Торкесса вспыхнула, побелела, начала лиловеть, я сказал торопливо:
– Пойдемте к выходу!.. Конечно, даже в такой глуши люди находят чем развлечься от скуки, но я привык к несколько другим играм.
Они оглядывались на попа, тот остался лежать навзничь, руки широко раскинуты, будто щас обнимет весь мир, извечная мечта церкви, пасть распахнута, обнажая крупные желтые зубы хищника, борода лопатой, на груди широкий восьмиконечный крест.
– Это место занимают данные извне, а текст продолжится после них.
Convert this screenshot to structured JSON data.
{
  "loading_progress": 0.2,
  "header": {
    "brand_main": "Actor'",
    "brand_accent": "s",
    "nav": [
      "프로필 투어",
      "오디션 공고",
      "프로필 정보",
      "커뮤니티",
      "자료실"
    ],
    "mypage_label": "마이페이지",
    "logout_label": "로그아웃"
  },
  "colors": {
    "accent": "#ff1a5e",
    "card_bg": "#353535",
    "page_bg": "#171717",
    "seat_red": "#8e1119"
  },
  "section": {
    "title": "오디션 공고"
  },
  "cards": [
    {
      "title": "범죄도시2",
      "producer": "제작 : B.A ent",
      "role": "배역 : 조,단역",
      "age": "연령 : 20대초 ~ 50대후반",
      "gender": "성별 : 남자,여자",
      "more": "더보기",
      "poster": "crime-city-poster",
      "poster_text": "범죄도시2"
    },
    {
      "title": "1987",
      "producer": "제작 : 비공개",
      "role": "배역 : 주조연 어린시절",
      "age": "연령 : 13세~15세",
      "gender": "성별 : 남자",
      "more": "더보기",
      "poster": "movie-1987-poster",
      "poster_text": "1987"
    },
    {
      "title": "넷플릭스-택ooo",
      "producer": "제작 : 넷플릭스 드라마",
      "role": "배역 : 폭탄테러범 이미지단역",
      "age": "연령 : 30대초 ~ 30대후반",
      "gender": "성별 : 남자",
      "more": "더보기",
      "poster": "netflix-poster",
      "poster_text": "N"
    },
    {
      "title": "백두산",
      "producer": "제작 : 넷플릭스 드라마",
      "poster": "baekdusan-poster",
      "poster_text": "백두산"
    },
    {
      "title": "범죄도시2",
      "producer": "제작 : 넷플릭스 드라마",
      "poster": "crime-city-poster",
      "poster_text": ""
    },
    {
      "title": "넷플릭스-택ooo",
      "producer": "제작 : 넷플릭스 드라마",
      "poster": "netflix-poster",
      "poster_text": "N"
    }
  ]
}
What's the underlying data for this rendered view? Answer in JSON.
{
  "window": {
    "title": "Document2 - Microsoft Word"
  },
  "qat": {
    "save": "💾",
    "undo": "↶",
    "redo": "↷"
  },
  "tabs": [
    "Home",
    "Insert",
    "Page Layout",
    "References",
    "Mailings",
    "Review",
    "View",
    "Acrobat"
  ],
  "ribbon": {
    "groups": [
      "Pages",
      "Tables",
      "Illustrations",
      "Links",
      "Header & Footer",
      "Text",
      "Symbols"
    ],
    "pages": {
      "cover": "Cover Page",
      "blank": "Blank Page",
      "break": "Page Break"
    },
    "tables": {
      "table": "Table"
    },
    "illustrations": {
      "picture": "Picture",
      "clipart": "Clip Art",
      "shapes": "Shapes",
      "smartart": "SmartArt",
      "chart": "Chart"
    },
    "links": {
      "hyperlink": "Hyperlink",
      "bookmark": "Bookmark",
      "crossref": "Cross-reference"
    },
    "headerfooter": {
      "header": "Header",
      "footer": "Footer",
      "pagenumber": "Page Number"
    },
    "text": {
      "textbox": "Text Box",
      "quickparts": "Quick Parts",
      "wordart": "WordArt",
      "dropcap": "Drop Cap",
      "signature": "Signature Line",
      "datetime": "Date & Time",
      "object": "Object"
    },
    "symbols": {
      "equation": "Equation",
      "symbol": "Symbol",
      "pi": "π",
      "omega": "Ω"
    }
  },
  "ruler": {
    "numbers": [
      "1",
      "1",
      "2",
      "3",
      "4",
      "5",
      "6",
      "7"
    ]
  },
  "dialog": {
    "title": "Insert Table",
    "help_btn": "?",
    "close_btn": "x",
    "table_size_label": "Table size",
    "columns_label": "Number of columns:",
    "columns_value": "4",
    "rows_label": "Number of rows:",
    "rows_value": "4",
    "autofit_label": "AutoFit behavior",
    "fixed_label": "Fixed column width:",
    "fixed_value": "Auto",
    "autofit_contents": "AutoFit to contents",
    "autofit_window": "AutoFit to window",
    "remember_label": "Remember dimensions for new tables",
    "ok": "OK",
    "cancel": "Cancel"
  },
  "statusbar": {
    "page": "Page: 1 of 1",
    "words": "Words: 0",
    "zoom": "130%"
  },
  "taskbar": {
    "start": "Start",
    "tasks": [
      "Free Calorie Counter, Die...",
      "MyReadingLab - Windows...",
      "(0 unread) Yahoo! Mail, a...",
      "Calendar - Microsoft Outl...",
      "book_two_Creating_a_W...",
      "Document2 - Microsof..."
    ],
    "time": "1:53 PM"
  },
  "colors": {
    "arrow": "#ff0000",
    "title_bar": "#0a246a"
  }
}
– Катакомбная церковь, – определил я знающе. – Офшорное отделение… Правда, у местных свой устав.
– Скорее в главном офисе не знают, чем торгуют в отделениях, – сказала торкесса. Бросила свирепый взгляд на монашку. – Или что за цирковые представления разыгрывают у катакомбного алтаря… Язычники!
– Скорее простое сближение, – предположил я. – Запад и Восток сближаются на высшем уровне, а эти сближаются на… своем. И все в благородных целях дать отпор наступающему исламскому миру. Пойдемте, надеюсь, дождь прекратился.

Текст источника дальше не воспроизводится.